China is punishing Muslims for fasting. So US Muslims are fasting from China.

While leaders of Muslim-majority nations have largely been silent on the Uighur persecution, the Fast From China campaign has caught on with U.S. Muslims.

Uighurs and their supporters march to the United Nations to protest in New York, on March 15, 2018. Members of the Uighur Muslim ethnic group held demonstrations in cities around the world to protest a sweeping Chinese surveillance and security campaign that has sent thousands of their people into detention and political indoctrination centers. (AP Photo/Seth Wenig)

(RNS) — This Ramadan, human rights groups and Muslim organizations are urging U.S. Muslims to boycott products made in China, where authorities have for years cracked down on Muslims fasting.

“People say, ‘Oh, I can’t boycott China, everything is made in China,’” said Hena Zuberi, director of outreach for the nonprofit Justice for All, who helped found the Fast From China campaign this month. “Well, we have the spiritual wherewithal to refrain from eating and drinking during the day in Ramadan. This is a time to control your nafs (self).”

Launched April 19 by the Sound Vision Foundation’s Save Uighur project, the Fast From China initiative aims to get Muslims to rethink their everyday purchasing decisions and replace items bearing a “Made in China” label with products made in other countries.


By setting the stage for more long-term campaigns, Zuberi said, they hope to change both Muslim consumers’ minds and American businesses’ relationship with Chinese manufacturing.

“It’s important for Americans to realize that they benefit from the open market, but they’re not opening their minds towards freedom of religion, human rights and due process of law,” said Imam Abdul Malik Mujahid, head of the Sound Vision Foundation. “Ramadan is a time when people develop a higher level of connection and consciousness. Being hungry reminds us of the bigger picture of humanity.”
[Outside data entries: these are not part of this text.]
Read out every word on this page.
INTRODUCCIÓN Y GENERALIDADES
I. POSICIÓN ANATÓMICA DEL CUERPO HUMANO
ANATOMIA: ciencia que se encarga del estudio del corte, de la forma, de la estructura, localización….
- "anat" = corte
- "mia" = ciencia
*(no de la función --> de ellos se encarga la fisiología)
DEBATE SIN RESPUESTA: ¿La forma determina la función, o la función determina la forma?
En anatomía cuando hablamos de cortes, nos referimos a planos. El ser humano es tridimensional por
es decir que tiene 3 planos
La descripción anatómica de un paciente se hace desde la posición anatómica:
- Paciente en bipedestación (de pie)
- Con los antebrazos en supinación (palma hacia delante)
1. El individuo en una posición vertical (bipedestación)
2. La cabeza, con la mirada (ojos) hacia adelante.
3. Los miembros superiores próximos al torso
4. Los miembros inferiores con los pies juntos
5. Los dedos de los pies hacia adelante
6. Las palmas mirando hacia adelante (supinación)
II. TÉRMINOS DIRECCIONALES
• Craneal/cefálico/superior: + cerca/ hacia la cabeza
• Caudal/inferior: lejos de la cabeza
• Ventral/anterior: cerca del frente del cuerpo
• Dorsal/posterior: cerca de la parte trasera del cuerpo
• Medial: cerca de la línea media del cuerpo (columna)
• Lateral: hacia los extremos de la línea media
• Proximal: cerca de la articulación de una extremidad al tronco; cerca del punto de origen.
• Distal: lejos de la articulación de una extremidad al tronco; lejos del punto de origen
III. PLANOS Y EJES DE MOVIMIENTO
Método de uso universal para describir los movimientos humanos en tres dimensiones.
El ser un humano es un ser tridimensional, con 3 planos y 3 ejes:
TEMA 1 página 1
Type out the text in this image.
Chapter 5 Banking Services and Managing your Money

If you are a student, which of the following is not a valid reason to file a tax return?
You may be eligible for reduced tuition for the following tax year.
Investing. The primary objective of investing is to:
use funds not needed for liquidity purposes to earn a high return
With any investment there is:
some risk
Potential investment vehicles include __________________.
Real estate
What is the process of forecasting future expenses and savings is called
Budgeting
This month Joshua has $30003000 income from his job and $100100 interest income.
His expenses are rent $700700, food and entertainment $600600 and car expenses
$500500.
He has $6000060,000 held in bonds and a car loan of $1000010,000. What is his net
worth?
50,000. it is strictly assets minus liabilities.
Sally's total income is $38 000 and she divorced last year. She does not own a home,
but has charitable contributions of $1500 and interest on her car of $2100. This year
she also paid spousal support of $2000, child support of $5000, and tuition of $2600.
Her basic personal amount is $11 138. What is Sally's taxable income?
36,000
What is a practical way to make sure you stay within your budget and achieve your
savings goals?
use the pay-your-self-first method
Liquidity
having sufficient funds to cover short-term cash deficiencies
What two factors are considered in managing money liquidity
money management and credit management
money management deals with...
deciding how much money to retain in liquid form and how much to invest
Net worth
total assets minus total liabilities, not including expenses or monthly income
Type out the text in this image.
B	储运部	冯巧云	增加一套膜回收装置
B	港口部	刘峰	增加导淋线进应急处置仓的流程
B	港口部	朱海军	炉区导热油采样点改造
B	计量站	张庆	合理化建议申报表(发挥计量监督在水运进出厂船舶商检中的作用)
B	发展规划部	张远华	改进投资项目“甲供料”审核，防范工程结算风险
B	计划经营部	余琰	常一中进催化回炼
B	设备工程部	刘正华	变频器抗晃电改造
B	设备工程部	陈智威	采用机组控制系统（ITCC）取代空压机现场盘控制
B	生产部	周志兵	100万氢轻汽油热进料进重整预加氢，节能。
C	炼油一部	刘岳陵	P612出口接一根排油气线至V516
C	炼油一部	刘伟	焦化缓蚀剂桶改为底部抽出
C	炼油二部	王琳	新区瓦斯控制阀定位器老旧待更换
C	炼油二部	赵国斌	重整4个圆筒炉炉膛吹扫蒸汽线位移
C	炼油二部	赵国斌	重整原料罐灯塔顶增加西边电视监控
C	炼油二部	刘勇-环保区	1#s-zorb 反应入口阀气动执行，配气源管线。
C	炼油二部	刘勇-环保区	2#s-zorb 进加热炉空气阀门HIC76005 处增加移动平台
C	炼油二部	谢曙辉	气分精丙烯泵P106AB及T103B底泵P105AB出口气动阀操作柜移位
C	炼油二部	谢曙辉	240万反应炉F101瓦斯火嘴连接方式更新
As the campaign launched, Al-Furqaan Foundation, a Chicago nonprofit that is one of the largest Western publishers of the Quran, publicly pledged to stop using Chinese facilities to print its products.

For at least three years, the Chinese government has forced members of the Uighur Muslim minority in the Xinjiang province to skip the obligatory fasting and other religious rituals that mark Islam’s holy month. Reports from Xianjang suggest authorities have forbidden restaurants from closing during the month and banned workers, students and women from fasting and praying. Officials often send out invitations to events with food and drink, and those who do not attend and eat are regarded with suspicion.

In the indoctrination camps, other reports say, detainees have been forced to eat pork and drink alcohol, considered haram, or forbidden, by Muslims.

“When we speak to Uighurs here they tell us they feel Muslims around the world have abandoned them,” Zuberi said. “People are afraid to speak up because of the economic consequences.”


While leaders of Muslim-majority nations have largely been silent on the Uighur persecution, the Fast From China campaign has caught on with U.S. Muslims.

Hena Zuberi. Courtesy photo

Zuberi compared it to the way that boycotting Israel-made products to protest the treatment of Palestinian people has become mainstream among many U.S. Muslim consumers.

“I won’t purchase something that’s made in Israel because inside, I feel sickened to my stomach,” Zuberi said. “It’s embedded in my mind. We want to put it into Muslims’ consciousness that buying products made in China is contributing to the oppression of our brothers and sisters who have not been able to fast for years, and especially now many are in concentration camps where they’re being force-fed haram food.”

Zuberi added that she will not buy Ramadan decorations and some furniture for her new home until she finds a replacement made in a country other than China.

The Fast From China campaign is an extension of a budding movement in Muslim communities to divest from China. This month, during Ramadan, a coalition of Muslim and human rights groups will launch the I Boycott China campaign. Last summer, Hijabican, an Islamic clothing store based in Charlotte, N.C., pledged to stop manufacturing its products in China.

“We want to support women and Muslim owned businesses especially and support fair labor practices,” Hijabican’s founder, Kawthar Suleiman, wrote on the company’s website. “We could not in good conscience continue (manufacturing in China) after … learning more about the oppression of the Uyghurs under the Chinese government.”


Earlier this year, a group of more than 130 American Muslim leaders and scholars signed an open letter condemning the Chinese government’s continued persecution of Uighurs and urged U.S. consumers to boycott imports produced by the detainees’ forced labor.

The list of signers included prominent Muslim leaders such as Imam Omar Suleiman of the Yaqeen Institute in Texas, Imam Yasir Qadhi of Islamic Seminary of America and Imam Mohamed Magid of the All Dulles Area Muslim Society.